Entonces ya en la tarde, como a las cinco, le dije a Jorge: ¿sabes qué? Yo voy a comer calientito otra vez. Agarré la concha de la caguama porque ya la habíamos destazado; la hicimos pedacitos y pusimos a secar la carne. Agarré la cimbra y la hice pedazos, porque es de madera, y luego agarré el pecho de la caguama: voy a asar el pecho. Entonces hice lumbre en la misma concha de la caguama y aticé, y era un “humaredón”. Mira, le dije cómo no lo hicimos hace rato para que nos viera el barco, pero de todas maneras nos vieron. Y al rato comimos pecho asado, jugosito, nomás nos faltó el tomatito.

Al otro día nos levantamos.
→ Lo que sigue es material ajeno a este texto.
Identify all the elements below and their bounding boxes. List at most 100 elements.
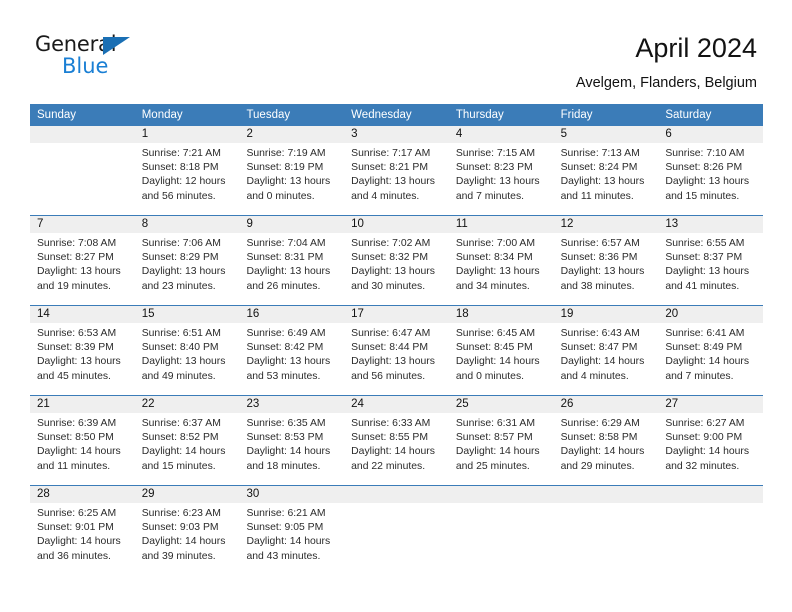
calendar-day-cell[interactable]: 24 Sunrise: 6:33 AM Sunset: 8:55 PM Dayligh… [344,396,449,485]
day-detail-line: Sunset: 9:03 PM [141,522,219,534]
calendar-day-cell[interactable]: 1 Sunrise: 7:21 AM Sunset: 8:18 PM Daylight… [134,126,240,215]
calendar-day-cell[interactable]: 21 Sunrise: 6:39 AM Sunset: 8:50 PM Dayligh… [30,396,135,485]
calendar-day-cell[interactable]: 25 Sunrise: 6:31 AM Sunset: 8:57 PM Dayligh… [448,396,554,485]
day-detail-line: and 45 minutes. [37,370,111,382]
day-detail-line: Daylight: 13 hours [37,356,121,368]
general-blue-logo[interactable]: General Blue [35,33,165,83]
day-number: 19 [553,306,659,323]
calendar-day-cell[interactable]: 8 Sunrise: 7:06 AM Sunset: 8:29 PM Daylight… [134,216,240,305]
calendar-day-cell[interactable]: 26 Sunrise: 6:29 AM Sunset: 8:58 PM Dayligh… [553,396,659,485]
calendar-week-cells: 14 Sunrise: 6:53 AM Sunset: 8:39 PM Dayligh… [30,306,764,395]
day-detail-line: Sunrise: 7:10 AM [665,148,745,159]
calendar-day-cell[interactable]: 9 Sunrise: 7:04 AM Sunset: 8:31 PM Daylight… [239,216,345,305]
calendar-day-cell[interactable]: 30 Sunrise: 6:21 AM Sunset: 9:05 PM Dayligh… [239,486,345,575]
calendar-day-cell[interactable]: 6 Sunrise: 7:10 AM Sunset: 8:26 PM Daylight… [658,126,764,215]
calendar-day-cell[interactable]: 10 Sunrise: 7:02 AM Sunset: 8:32 PM Dayligh… [344,216,449,305]
day-number: 17 [344,306,449,323]
calendar-day-cell[interactable]: 28 Sunrise: 6:25 AM Sunset: 9:01 PM Dayligh… [30,486,135,575]
day-detail-line: Daylight: 14 hours [141,536,226,548]
calendar-day-cell[interactable]: 27 Sunrise: 6:27 AM Sunset: 9:00 PM Dayligh… [658,396,764,485]
calendar-day-cell[interactable]: 29 Sunrise: 6:23 AM Sunset: 9:03 PM Dayligh… [134,486,240,575]
day-detail-line: Daylight: 13 hours [665,176,750,188]
day-detail-line: Sunrise: 7:06 AM [141,238,221,249]
day-detail-line: and 41 minutes. [665,280,740,292]
logo-text-blue: Blue [62,54,109,78]
calendar-day-cell[interactable]: 19 Sunrise: 6:43 AM Sunset: 8:47 PM Dayligh… [553,306,659,395]
day-detail-line: Daylight: 14 hours [37,446,121,458]
day-detail-line: Sunrise: 6:49 AM [246,328,326,339]
day-number [344,486,449,503]
day-details: Sunrise: 6:25 AM Sunset: 9:01 PM Daylight:… [30,503,135,564]
day-detail-line: and 4 minutes. [560,370,629,382]
day-detail-line: Sunrise: 7:21 AM [141,148,221,159]
calendar-day-cell[interactable]: 18 Sunrise: 6:45 AM Sunset: 8:45 PM Dayligh… [448,306,554,395]
calendar-day-cell[interactable]: 2 Sunrise: 7:19 AM Sunset: 8:19 PM Daylight… [239,126,345,215]
calendar-day-cell[interactable]: 7 Sunrise: 7:08 AM Sunset: 8:27 PM Daylight… [30,216,135,305]
day-detail-line: Daylight: 13 hours [455,176,540,188]
calendar-day-cell[interactable]: 23 Sunrise: 6:35 AM Sunset: 8:53 PM Dayligh… [239,396,345,485]
day-number: 1 [134,126,240,143]
day-details: Sunrise: 7:17 AM Sunset: 8:21 PM Daylight:… [344,143,449,204]
day-detail-line: Sunset: 8:47 PM [560,342,638,354]
calendar-day-cell[interactable]: 20 Sunrise: 6:41 AM Sunset: 8:49 PM Dayligh… [658,306,764,395]
day-number: 16 [239,306,345,323]
day-number: 27 [658,396,764,413]
day-details: Sunrise: 6:55 AM Sunset: 8:37 PM Daylight:… [658,233,763,294]
day-detail-line: Daylight: 13 hours [246,176,331,188]
calendar-day-cell[interactable]: 15 Sunrise: 6:51 AM Sunset: 8:40 PM Dayligh… [134,306,240,395]
calendar-day-cell[interactable]: 5 Sunrise: 7:13 AM Sunset: 8:24 PM Daylight… [553,126,659,215]
day-number: 3 [344,126,449,143]
day-detail-line: Daylight: 14 hours [560,446,645,458]
day-detail-line: Sunrise: 6:31 AM [455,418,536,429]
day-detail-line: and 32 minutes. [665,460,740,472]
day-number: 10 [344,216,449,233]
day-detail-line: Sunrise: 6:29 AM [560,418,640,429]
calendar-day-cell[interactable]: 22 Sunrise: 6:37 AM Sunset: 8:52 PM Dayligh… [134,396,240,485]
day-detail-line: Sunset: 9:01 PM [37,522,114,534]
day-detail-line: Daylight: 14 hours [560,356,645,368]
calendar-day-cell[interactable]: 13 Sunrise: 6:55 AM Sunset: 8:37 PM Dayligh… [658,216,764,305]
day-detail-line: Sunset: 8:24 PM [560,162,638,174]
day-detail-line: Sunrise: 6:21 AM [246,508,326,519]
page-title: April 2024 [635,33,757,63]
day-detail-line: Sunrise: 6:23 AM [141,508,221,519]
weekday-header-sunday: Sunday [37,109,77,121]
calendar-day-cell[interactable]: 3 Sunrise: 7:17 AM Sunset: 8:21 PM Daylight… [344,126,449,215]
calendar-week-row: 7 Sunrise: 7:08 AM Sunset: 8:27 PM Daylight… [30,215,764,305]
day-details: Sunrise: 6:27 AM Sunset: 9:00 PM Daylight:… [658,413,763,474]
calendar-day-cell[interactable]: 12 Sunrise: 6:57 AM Sunset: 8:36 PM Dayligh… [553,216,659,305]
day-detail-line: Sunset: 8:36 PM [560,252,638,264]
calendar-week-row: 28 Sunrise: 6:25 AM Sunset: 9:01 PM Dayligh… [30,485,764,575]
day-detail-line: Daylight: 14 hours [141,446,226,458]
calendar-day-cell[interactable]: 4 Sunrise: 7:15 AM Sunset: 8:23 PM Daylight… [448,126,554,215]
triangle-icon [103,37,130,55]
day-detail-line: Sunset: 8:34 PM [455,252,533,264]
calendar-day-cell[interactable]: 11 Sunrise: 7:00 AM Sunset: 8:34 PM Dayligh… [448,216,554,305]
day-detail-line: and 4 minutes. [351,190,420,202]
weekday-header-tuesday: Tuesday [246,109,291,121]
day-detail-line: Sunrise: 6:27 AM [665,418,745,429]
calendar-day-cell[interactable]: 14 Sunrise: 6:53 AM Sunset: 8:39 PM Dayligh… [30,306,135,395]
day-number: 25 [448,396,554,413]
day-detail-line: and 19 minutes. [37,280,111,292]
day-details: Sunrise: 6:21 AM Sunset: 9:05 PM Daylight:… [239,503,344,564]
day-details [449,503,554,507]
day-details: Sunrise: 7:02 AM Sunset: 8:32 PM Daylight:… [344,233,449,294]
calendar-week-cells: 28 Sunrise: 6:25 AM Sunset: 9:01 PM Dayligh… [30,486,764,575]
day-detail-line: Sunset: 8:40 PM [141,342,219,354]
day-detail-line: Sunset: 8:44 PM [351,342,428,354]
day-detail-line: Sunrise: 6:35 AM [246,418,326,429]
day-detail-line: Daylight: 13 hours [351,176,435,188]
day-detail-line: Daylight: 14 hours [246,446,331,458]
calendar-day-cell[interactable]: 16 Sunrise: 6:49 AM Sunset: 8:42 PM Dayligh… [239,306,345,395]
day-detail-line: Sunset: 8:19 PM [246,162,324,174]
day-detail-line: and 56 minutes. [351,370,426,382]
day-detail-line: Sunrise: 6:51 AM [141,328,221,339]
day-detail-line: Sunset: 8:31 PM [246,252,324,264]
day-details: Sunrise: 7:06 AM Sunset: 8:29 PM Daylight:… [135,233,240,294]
day-detail-line: and 56 minutes. [141,190,216,202]
day-details: Sunrise: 6:39 AM Sunset: 8:50 PM Daylight:… [30,413,135,474]
day-number: 18 [448,306,554,323]
calendar-day-cell[interactable]: 17 Sunrise: 6:47 AM Sunset: 8:44 PM Dayligh… [344,306,449,395]
day-detail-line: Daylight: 13 hours [560,176,645,188]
Yo todos los días me levanto y leo mis oraciones; esa vez traía mi Justo Juez y la Magnífica, siempre la traigo porque me la regaló mi madre; esa vez traía una de plástico: Justo Juez de mi Señor Jesucristo/ Hijo de la Virgen María/ Guárdame por esta noche/ y mañana todo el día/ Que mi cuerpo no sea preso/ Ni mi sangre sea vertida…

Viene del naufragio, de todo eso; yo rezaba todos los días mi oración. Otro día me lavaba la cara y nada, otro día igual: a remar y remar y nada; pero nos dábamos ánimos, nos levantábamos y le decía allá está la tierra, y me decía: si allá está; pero se levantaba el sol y eran las nubes, como que nos seguíamos la “cura” para darnos ánimos; oíamos ruidos y decíamos: “oi”, viene una panga. Y nos poníamos abusados como para verla, pero no, no era nada. O con el ruido de los aviones, porque aviones sí pasaban pero eran los comerciales; nomás la línea blanca mirábamos… eso como a los siete días.

Reportaje publicado el 9 de abril de 2017 en la edición 741 del semanario Ríodoce.